Inaya tidak pernah berpikir untuk minggat. Ia hanya meninggalkan rumah karena ia tidak bisa bertahan lebih lama lagi disana.  Ia tidak lagi mendapatkan teman suka dan duka dalam rumah itu. Tempat baginya mengadu sudah lain melihat dirinya. Ia sangat menyanyangi ibunya, Noni dan bapaknya. Tidak ada yang menandingi cinta kasihnya dengan apapun. Hanya karena berbeda pendapat, tiba-tiba hidupnya putus dengan masa lalunya.

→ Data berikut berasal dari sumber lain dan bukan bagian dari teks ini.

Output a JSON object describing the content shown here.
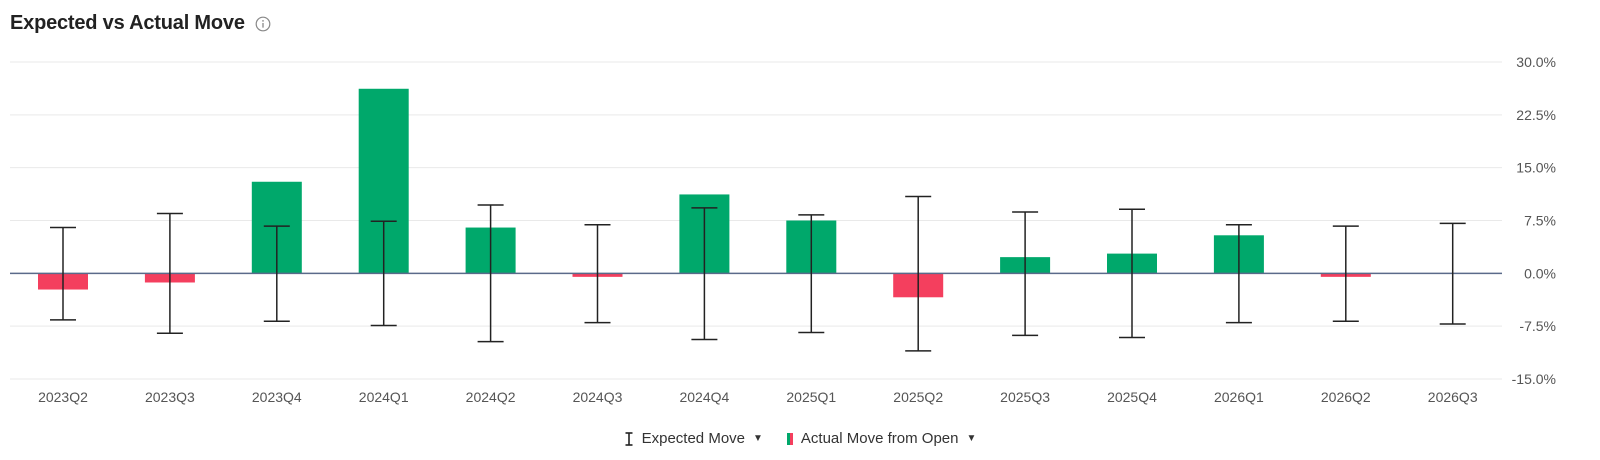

Ia sedang berjuang. Bukan untuk dirinya, Fajar atau kampusnya. Tapi untuk semua orang yang menginginkan perubahan ke arah lebih baik.  Bagi sebagian orang yang sudah mapan dalam hal kedudukan dan materi, apa yang sedang terjadi justru membuat kenikmatan mereka mulai berkurang. Orang terakhir inilah yang membuat perubahan tidak cepat tercapai. Kalau perlu, mereka harus membayar dengan uangnya untuk membuat perubahan itu tidak tercapai. Kebaikan dan keburukan menjadi hal yang nyaris tidak berbeda. Siapa yang merasa benar dan siapa yang dituduh salah.